Backing Beyonce: Life as a ‘Mama’

As a child, Tiffany Monique Riddick loved to listen to Whitney Houston. Now, she sings backup for another pop diva: Beyonce.

Tiffany Monique
Tiffany Monique Riddick is one of "the Mamas," Beyonce's pet name for her background singers.
Photo by John Emerson

As a child in Newark, Tiffany Monique Riddick often visited New Hope Baptist Church for the thrill of hearing superstar Whitney Houston sing. “From watching Whitney, I learned that little church girls from the ghetto could ascend to the grand stage,” she says. Inspired by the pop diva, Riddick chose “You Give Good Love,” a Houston hit, to sing at a Newark talent show. She was just eight, but it was a defining moment.

“When I won that contest, I thought, ‘I can do this. I can be a singer,’” says Riddick, who uses the stage name Tiffany Monique. “From there, I kept on going after that dream.”

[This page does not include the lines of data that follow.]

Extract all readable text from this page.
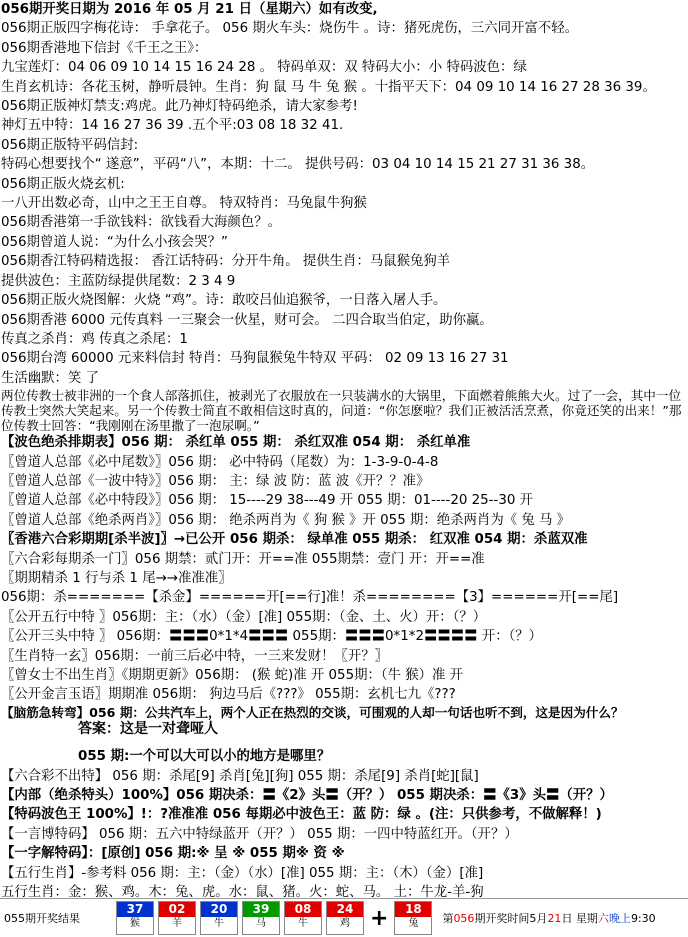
056期开奖日期为 2016 年 05 月 21 日（星期六）如有改变,
056期正版四字梅花诗： 手拿花子。 056 期火车头：烧伤牛 。诗：猪死虎伤，三六同开富不轻。
056期香港地下信封《千王之王》：
九宝莲灯：04 06 09 10 14 15 16 24 28 。 特码单双：双 特码大小：小 特码波色：绿
生肖玄机诗：各花玉树，静听晨钟。生肖：狗 鼠 马 牛 兔 猴 。十指平天下：04 09 10 14 16 27 28 36 39。
056期正版神灯禁支:鸡虎。此乃神灯特码绝杀，请大家参考!
神灯五中特：14 16 27 36 39 .五个平:03 08 18 32 41.
056期正版特平码信封:
特码心想要找个“ 遂意”，平码“八”，本期：十二。 提供号码：03 04 10 14 15 21 27 31 36 38。
056期正版火烧玄机:
一八开出数必奇，山中之王王自尊。 特双特肖：马兔鼠牛狗猴
056期香港第一手欲钱料：欲钱看大海颜色？。
056期曾道人说：“为什么小孩会哭？”
056期香江特码精选报： 香江话特码：分开牛角。 提供生肖：马鼠猴兔狗羊
提供波色：主蓝防绿提供尾数：2 3 4 9
056期正版火烧图解：火烧 “鸡”。诗：敢咬吕仙追猴爷，一日落入屠人手。
056期香港 6000 元传真料 一三聚会一伙星，财可会。 二四合取当伯定，助你赢。
传真之杀肖：鸡 传真之杀尾：1
056期台湾 60000 元来料信封 特肖：马狗鼠猴兔牛特双 平码： 02 09 13 16 27 31
生活幽默：笑 了
两位传教士被非洲的一个食人部落抓住，被剥光了衣服放在一只装满水的大锅里，下面燃着熊熊大火。过了一会，其中一位传教士突然大笑起来。另一个传教士简直不敢相信这时真的，问道：“你怎麽啦？我们正被活活烹煮，你竟还笑的出来！”那位传教士回答：“我刚刚在汤里撒了一泡尿啊。”
【波色绝杀排期表】056 期： 杀红单 055 期： 杀红双准 054 期： 杀红单准
〖曾道人总部《必中尾数》〗056 期： 必中特码（尾数）为：1-3-9-0-4-8
〖曾道人总部《一波中特》〗056 期： 主：绿 波 防：蓝 波《开？？准》
〖曾道人总部《必中特段》〗056 期： 15----29 38---49 开 055 期：01----20 25--30 开
〖曾道人总部《绝杀两肖》〗056 期： 绝杀两肖为《 狗 猴 》开 055 期：绝杀两肖为《 兔 马 》
〖香港六合彩期期[杀半波]〗→已公开 056 期杀： 绿单准 055 期杀： 红双准 054 期：杀蓝双准
〖六合彩每期杀一门〗056 期禁：贰门开：开==准 055期禁：壹门 开：开==准
〖期期精杀 1 行与杀 1 尾→→准准准〗
056期：杀=======【杀金】======开[==行]准！杀========【3】======开[==尾]
〖公开五行中特 〗056期：主：（水）（金）[准] 055期：（金、土、火）开：（？）
〖公开三头中特 〗 056期：〓〓〓0*1*4〓〓〓 055期：〓〓〓0*1*2〓〓〓〓 开：（？）
〖生肖特一玄〗056期：一前三后必中特，一三来发财！〖开？〗
〖曾女士不出生肖〗《期期更新》056期： (猴 蛇)准 开 055期：（牛 猴）准 开
〖公开金言玉语〗期期准 056期： 狗边马后《???》 055期：玄机七九《???
【脑筋急转弯】056 期：公共汽车上，两个人正在热烈的交谈，可围观的人却一句话也听不到，这是因为什么？
答案：这是一对聋哑人
055 期:一个可以大可以小的地方是哪里？
【六合彩不出特】 056 期：杀尾[9] 杀肖[兔][狗] 055 期：杀尾[9] 杀肖[蛇][鼠]
【内部（绝杀特头）100%】056 期决杀：〓《2》头〓（开？） 055 期决杀：〓《3》头〓（开？）
【特码波色王 100%】!：?准准准 056 每期必中波色王：蓝 防：绿 。(注：只供参考，不做解释！)
【一言博特码】 056 期：五六中特绿蓝开（开？） 055 期：一四中特蓝红开。（开？）
【一字解特码】：[原创] 056 期:※ 呈 ※ 055 期※ 资 ※
【五行生肖】-参考料 056 期：主：（金）（水）[准] 055 期：主：（木）（金）[准]
五行生肖：金：猴、鸡。木：兔、虎。水：鼠、猪。火：蛇、马。 土：牛龙-羊-狗
055期开奖结果
37
猴
02
羊
20
牛
39
马
08
牛
24
鸡 +	18
兔 第056期开奖时间5月21日 星期六晚上9:30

Since 2007, Monique has been one of the voices behind another pop diva, Beyoncé. Landing that choice role was not easy. Monique, who has a bachelor’s degree in communications/journalism from William Paterson University, had been singing background on and off since 1997. Even after her first big-name gig in 2002 with Mariah Carey, Monique’s singing assignments were so sporadic she took a job as a clinical-trial administrator at Novartis in East Hanover.

“I would occasionally go out with Christina Aguilera or Stevie Wonder or Kenny Loggins,” she says. She also sang with Kelly Clarkson and Anita Baker. Finally, she became one of “the Mamas,” Beyoncé’s pet name for her trio of background singers. Monique quit Novartis and has been committed to the pop star ever since.

The work is glamorous—“You get to wear the stage makeup, the stage hair”—but the pace can be grueling. “When you first start in rehearsals, you’re working far more than a 9-to-5 job,” says Monique. “You put in some 16- and 18-hour days. Once the show is in full swing and you’ve worked out all the kinks, that slows down.”

The long hours pay off. “I definitely make more for a two-hour show than I was making at Novartis in a full day,” she says. “It’s lucrative all around.”

Back in New Jersey between tours, all the glamour is set aside, and Monique, the mother of a 7-year-old son, enjoys her anonymity.

“When I’m at home, I’m in a ponytail and sweatpants and Uggs,” she says. “It’s funny, because at my son’s school, some people know what I do for a living, and they see me dropping him off, looking like any other house mom.”